“At exactly which point do you start to realize
That life without knowledge is death in disguise?
That’s why, knowledge of self is like life after death
Apply it, to your life, let destiny manifest!”

Black Star

Hip hop embraced the phrase “knowledge of self” as a call for people to be conscious of their inner thoughts and also of the outer forces influencing them. It was a call to recognize one’s dignity, intellect, emotions, ethnicity, genealogy, and history, as well as the surrounding social structures shaping one’s reality. “Knowledge of self” is what drove Brooklyn rapper AZ to proclaim things like, “You can try to blind me, analyze, but can’t define me / My mind’s divine, heavily entwined with Gandhi’s.” In these lines, the rapper has an awareness of the layers of his own mind and of the confines of his broken society.

But what does all this have to do with us right now? New York is still considered to be one of the most influential cities in the world. Its culture can be fast-paced, cutthroat, and powerfully innovative. But during this year’s pandemic, even New York City had to slow down and pause, making it an extremely difficult season for many of us. And as we trudged through 2020, there has been a steady exposure of our deepest emotions and sins, as well as the grotesque unearthing of our society’s moral corruptions.

While I am not trying to diminish this year’s suffering, I also hope we do not overlook that this year has offered us an opportunity for unprecedented knowledge of self, both individually and as a collective. It is possible to “just get through” Covid times, looking forward to the next time we can be at our “full potential” again. And it is possible, even after the pandemic, to live our lives focused solely on productivity, pleasure, parties, and pay, until the day we die. But, as writer C.S. Lewis says, insofar as we want to experience “real warmth and enthusiasm and joy” and healing, we will have to do more than surface-level living. Hip hop is beauty that emerged from trying times in marginalized neighborhoods, where artists decided to become more reflective in the midst of trial.

Knowledge of Grace

Sixteenth century French theologian John Calvin did not know about rap philosophy, but he spoke a similar truth. He said, in his Institutes of the Christian Religion: “Without knowledge of self there is no knowledge of God. Nearly all the wisdom we possess, that is to say, true and sound wisdom, consists of two parts: the knowledge of God and of ourselves.”

Christian knowledge of self first involves recognizing the patterns of our spiritual behavior and trying to explore why the patterns are there. You can see examples in Scripture, like Paul’s wrestling in Romans 7:21-25, Job’s monologues, and David in places like Psalm 43: “Why are you cast down, O my soul?” Knowledge of self is the hard and repetitive work of peeling back our insecurities. We ask ourselves, ‘Is there something (control, beauty, companionship, power, career, reputation) in my life that grasps me so strongly that if that thing is threatened, I would feel less confident, and even less worthy? Why do I obsess over things the way I do? Whose voice is most powerful in my life? How has my community influenced me; how have I influenced my community?’ These are lifelong questions and journeys, not solved overnight.

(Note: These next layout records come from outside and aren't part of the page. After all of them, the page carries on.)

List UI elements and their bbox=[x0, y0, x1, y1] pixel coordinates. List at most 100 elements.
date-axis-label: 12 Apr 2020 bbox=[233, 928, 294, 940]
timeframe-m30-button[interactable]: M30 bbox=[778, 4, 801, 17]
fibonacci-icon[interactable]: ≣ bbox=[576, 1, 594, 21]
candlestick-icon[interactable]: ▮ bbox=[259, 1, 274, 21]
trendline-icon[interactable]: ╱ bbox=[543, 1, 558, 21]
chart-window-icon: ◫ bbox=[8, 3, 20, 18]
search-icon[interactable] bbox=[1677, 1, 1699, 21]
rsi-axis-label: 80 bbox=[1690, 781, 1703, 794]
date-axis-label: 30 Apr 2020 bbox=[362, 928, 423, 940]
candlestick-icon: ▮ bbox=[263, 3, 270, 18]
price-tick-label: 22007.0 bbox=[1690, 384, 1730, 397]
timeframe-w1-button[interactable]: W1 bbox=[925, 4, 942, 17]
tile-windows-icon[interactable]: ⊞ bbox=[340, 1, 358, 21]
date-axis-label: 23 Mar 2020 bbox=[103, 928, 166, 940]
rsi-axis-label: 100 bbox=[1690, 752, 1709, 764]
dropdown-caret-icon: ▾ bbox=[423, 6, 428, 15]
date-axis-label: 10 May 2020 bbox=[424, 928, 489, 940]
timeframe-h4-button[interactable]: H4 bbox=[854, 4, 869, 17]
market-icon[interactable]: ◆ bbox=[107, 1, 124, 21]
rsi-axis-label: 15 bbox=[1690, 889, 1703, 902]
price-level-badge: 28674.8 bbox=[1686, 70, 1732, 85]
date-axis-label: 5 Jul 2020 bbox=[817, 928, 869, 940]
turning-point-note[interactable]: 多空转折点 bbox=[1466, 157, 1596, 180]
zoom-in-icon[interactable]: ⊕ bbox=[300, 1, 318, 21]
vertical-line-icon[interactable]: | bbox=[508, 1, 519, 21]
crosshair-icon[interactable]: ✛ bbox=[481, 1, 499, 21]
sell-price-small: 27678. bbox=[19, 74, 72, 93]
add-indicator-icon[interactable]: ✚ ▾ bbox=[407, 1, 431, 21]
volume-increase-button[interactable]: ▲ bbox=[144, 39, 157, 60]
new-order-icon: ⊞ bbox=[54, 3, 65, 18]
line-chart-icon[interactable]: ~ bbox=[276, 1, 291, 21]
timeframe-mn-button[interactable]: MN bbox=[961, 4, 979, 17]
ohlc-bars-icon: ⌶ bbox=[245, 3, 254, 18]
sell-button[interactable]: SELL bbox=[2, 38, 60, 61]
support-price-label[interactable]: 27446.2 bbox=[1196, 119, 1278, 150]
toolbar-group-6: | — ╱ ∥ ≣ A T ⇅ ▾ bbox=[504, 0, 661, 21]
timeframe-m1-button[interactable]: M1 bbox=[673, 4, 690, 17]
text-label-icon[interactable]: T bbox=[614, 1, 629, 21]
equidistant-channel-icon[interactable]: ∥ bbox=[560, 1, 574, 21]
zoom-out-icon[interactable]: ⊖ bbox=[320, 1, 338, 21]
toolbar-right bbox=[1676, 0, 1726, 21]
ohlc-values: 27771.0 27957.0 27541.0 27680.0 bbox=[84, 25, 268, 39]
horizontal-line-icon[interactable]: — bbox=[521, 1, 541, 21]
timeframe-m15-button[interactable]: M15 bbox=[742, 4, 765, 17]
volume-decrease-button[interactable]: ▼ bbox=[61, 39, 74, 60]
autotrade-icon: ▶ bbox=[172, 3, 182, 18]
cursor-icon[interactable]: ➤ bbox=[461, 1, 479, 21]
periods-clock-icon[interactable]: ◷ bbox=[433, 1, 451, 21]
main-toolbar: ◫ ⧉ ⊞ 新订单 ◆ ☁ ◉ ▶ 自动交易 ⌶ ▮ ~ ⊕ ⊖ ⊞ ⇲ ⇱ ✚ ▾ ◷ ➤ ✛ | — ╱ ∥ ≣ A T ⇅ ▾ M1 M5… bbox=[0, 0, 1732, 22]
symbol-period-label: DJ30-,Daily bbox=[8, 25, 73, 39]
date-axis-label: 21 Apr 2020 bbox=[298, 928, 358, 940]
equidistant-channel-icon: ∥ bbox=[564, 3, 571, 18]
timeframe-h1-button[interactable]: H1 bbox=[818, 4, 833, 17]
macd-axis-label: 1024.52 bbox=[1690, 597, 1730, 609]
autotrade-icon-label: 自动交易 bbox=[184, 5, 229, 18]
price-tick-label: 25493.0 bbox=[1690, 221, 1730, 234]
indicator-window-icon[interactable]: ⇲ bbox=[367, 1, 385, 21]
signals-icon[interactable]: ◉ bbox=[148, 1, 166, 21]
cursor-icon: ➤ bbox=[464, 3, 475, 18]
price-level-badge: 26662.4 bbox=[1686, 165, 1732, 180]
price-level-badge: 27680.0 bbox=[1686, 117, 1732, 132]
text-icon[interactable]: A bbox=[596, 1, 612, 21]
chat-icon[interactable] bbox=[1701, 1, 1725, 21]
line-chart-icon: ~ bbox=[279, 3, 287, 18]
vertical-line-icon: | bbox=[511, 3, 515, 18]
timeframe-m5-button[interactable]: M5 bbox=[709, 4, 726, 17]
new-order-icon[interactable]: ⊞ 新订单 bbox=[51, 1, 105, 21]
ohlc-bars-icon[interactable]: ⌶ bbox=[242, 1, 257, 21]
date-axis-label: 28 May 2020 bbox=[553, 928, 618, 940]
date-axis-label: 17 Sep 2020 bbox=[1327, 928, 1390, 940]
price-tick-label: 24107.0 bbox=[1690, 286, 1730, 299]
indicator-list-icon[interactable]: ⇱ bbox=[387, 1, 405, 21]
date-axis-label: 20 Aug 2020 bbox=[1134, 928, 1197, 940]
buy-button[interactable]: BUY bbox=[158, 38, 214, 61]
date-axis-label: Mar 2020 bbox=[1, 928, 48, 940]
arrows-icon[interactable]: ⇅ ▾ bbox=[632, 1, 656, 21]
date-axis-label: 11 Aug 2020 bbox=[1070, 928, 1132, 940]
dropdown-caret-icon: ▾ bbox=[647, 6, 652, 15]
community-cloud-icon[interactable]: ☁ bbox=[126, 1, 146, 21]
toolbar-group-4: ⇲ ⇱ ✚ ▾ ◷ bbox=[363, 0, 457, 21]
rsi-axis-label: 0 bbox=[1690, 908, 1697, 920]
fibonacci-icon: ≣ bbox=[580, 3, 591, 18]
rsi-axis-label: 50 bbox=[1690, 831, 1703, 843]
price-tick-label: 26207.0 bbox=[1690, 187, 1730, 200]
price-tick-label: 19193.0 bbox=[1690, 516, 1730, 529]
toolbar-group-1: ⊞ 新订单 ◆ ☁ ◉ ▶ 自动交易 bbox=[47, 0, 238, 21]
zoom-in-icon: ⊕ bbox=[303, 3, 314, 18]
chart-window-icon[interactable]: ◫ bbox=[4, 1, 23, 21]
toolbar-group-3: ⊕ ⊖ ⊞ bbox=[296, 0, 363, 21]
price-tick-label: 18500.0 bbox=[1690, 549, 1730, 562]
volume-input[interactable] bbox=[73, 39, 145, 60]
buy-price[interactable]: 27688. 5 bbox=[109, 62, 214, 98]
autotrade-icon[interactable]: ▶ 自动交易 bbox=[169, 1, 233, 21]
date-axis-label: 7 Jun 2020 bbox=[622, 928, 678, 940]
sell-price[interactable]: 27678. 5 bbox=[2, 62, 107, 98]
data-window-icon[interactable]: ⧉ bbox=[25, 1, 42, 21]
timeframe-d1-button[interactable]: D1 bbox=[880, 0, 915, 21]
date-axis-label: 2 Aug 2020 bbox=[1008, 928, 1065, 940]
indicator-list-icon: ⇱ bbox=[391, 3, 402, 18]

But then, of course, we cannot forget the second part of Calvin’s statement: the knowledge of God. The knowledge of self journey leads to the knowledge of God. This was the natural path for all the scriptural examples listed above. Knowing the depth of our sins and insecurities leads us to glimpse how profound God’s grace is for us. It leads us to find God’s mercy waiting for us, even in the darkest depths of our souls. We find the power of Christ fighting for us, even against things we cannot control, like our family histories and environments. And all of this can move us to worship.

Family, finding God in our individual and communal vulnerabilities is among the most healing experiences we can have, over time. Resting on God’s grace allows us the freedom to finally admit our weaknesses but at the same time be confident in the gifts he provides. There is freedom in not having to sustain false confidences to cover our weaknesses but also freedom in emboldening ourselves as people, forgiven and gifted by God, going out into the world, as his workmanship (Ephesians 2:1-10).

Sufferer, Sinner, Saint, Story

As I am writing this, I am wearing a t-shirt that says, “Jazz is freedom.” Sometimes, jazz music does not have a set beat or key signature; it just sounds like random notes. But in the randomness, there is complexity, and in that, there is freedom too. Often, we want to assign ourselves and others into rigid categories of this or that; it is easier to “figure each other out” superficially than to learn our stories. But the truth is, as Christians, we are all a complex composition of saint, sinner, and sufferer, all at once. It is in living through this tension that we meet God, conforming us, and all his creation, to the image of his Son.

Would you be willing at all to explore those messy details of being human? Is this something you would like to pursue, for change, both in yourself and beyond? If so, find somebody in your life who can help you to ask good questions in this journey of deep knowledge. And most of all, let us ask the Lord God to guide us in our reflections, one day at a time. Pray through Psalm 139, in which David sings,

O LORD, you have searched me and known me!
You know when I sit down and when I rise up;
you discern my thoughts from afar.
You search out my path and my lying down
and are acquainted with all my ways (Psalm 139:1-3).